I am not here to say that I have disavowed all of my prior political beliefs. No, there is still a 4th grader Alex within me, who is inspired by a passion for what is fair and just, and who thinks this should be a political priority above all else, and I do believe that this causes me to align more naturally with one party than the other. However, there have recently been many situations where, the more I learn about a political issue, the less I feel I actually know.

The more I realize how complex government and policymaking are, the less I’m willing to accept as “correct” policy solutions that oversimplify issues and fail to account for many real life consequences. The more I learn about how little the voting public actually knows about politics, the less inspired I feel by the idea of democracy (but hey, it’s the best we’ve got). The more I learn about how injustice has systemic, sociological, and individual choice causes and consequences, the less at ease I feel with certain political remedies, and the less faith I have in their effective execution. The more I learn about polarization these days (example 1, example 2, example 3) , the less I’m sure that a two-party system can effectively satisfy their political wishes. The more I learn about the tendency for people to reject information that is factually accurate but that that does not accommodate their belief structure, while accepting misinformation and bad arguments as evidence for their own beliefs, the more I wonder why everybody can’t just be more open minded so that these tendencies don’t exist.

Why everybody can’t just accept how little they actually know? We should all be wary of the tendency within ourselves and within others to claim omniscience on any topic. Particularly those with a vested interest in convincing others that their knowledge is superior.

Would we be so polarized if we separated our self from our beliefs? Would we then take it as a personal attack if others did not agree with us?

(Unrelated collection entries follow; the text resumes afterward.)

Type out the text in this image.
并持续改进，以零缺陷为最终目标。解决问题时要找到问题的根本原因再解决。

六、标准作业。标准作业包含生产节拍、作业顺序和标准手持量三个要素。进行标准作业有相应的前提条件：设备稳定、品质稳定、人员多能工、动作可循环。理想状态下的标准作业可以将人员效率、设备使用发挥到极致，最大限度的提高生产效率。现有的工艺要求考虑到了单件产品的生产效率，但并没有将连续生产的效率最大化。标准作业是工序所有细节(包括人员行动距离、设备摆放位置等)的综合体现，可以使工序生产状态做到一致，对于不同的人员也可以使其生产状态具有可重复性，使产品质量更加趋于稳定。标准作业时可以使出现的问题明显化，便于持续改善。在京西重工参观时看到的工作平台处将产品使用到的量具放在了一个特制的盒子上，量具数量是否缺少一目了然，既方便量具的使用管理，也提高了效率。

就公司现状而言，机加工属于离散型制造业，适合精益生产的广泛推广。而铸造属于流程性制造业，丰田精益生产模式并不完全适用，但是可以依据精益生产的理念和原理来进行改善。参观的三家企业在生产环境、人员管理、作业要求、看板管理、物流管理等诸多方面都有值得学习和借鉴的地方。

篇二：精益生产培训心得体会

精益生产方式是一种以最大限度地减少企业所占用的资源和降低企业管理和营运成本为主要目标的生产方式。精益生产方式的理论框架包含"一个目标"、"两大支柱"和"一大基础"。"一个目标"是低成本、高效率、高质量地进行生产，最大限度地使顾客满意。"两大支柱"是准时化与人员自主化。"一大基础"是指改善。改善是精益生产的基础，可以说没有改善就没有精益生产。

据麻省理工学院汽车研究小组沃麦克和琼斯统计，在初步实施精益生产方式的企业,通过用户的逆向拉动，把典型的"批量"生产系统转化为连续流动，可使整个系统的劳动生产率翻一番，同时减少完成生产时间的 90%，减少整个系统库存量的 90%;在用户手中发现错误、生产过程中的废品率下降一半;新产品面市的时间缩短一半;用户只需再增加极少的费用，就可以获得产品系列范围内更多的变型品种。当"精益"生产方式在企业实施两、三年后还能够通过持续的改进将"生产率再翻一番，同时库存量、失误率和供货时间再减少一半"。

Personally, I think that detaching myself from my beliefs– i.e., no longer embracing them as an identifying characteristic– has been the best thing I could have done. In fact, it actually changed the direction of my life path. When I was certain about the problems I could identify in the world, and certain that I could be a part of the solution and that I had the “right” idea about what that solution was, I believed I was destined to be an active participant in law and politics. Then came the period in which my mentality transformed. When I finally decided that my curiosity about the truths of the world actually outweighed my need to feel like an active player in the political world, I decided that a Ph.D. was a more appropriate path. As of right now, I could not be happier with that decision.

However, regardless of whether it impacts one’s life path in any concrete way, I still believe that it is essential to reevaluate the way that we approach information that conflicts with our beliefs.

Opening your mind leads to opportunities for self-development and improvement. Keeping your mind closed leads to stagnancy, intellectual plateau, and prohibits self-growth.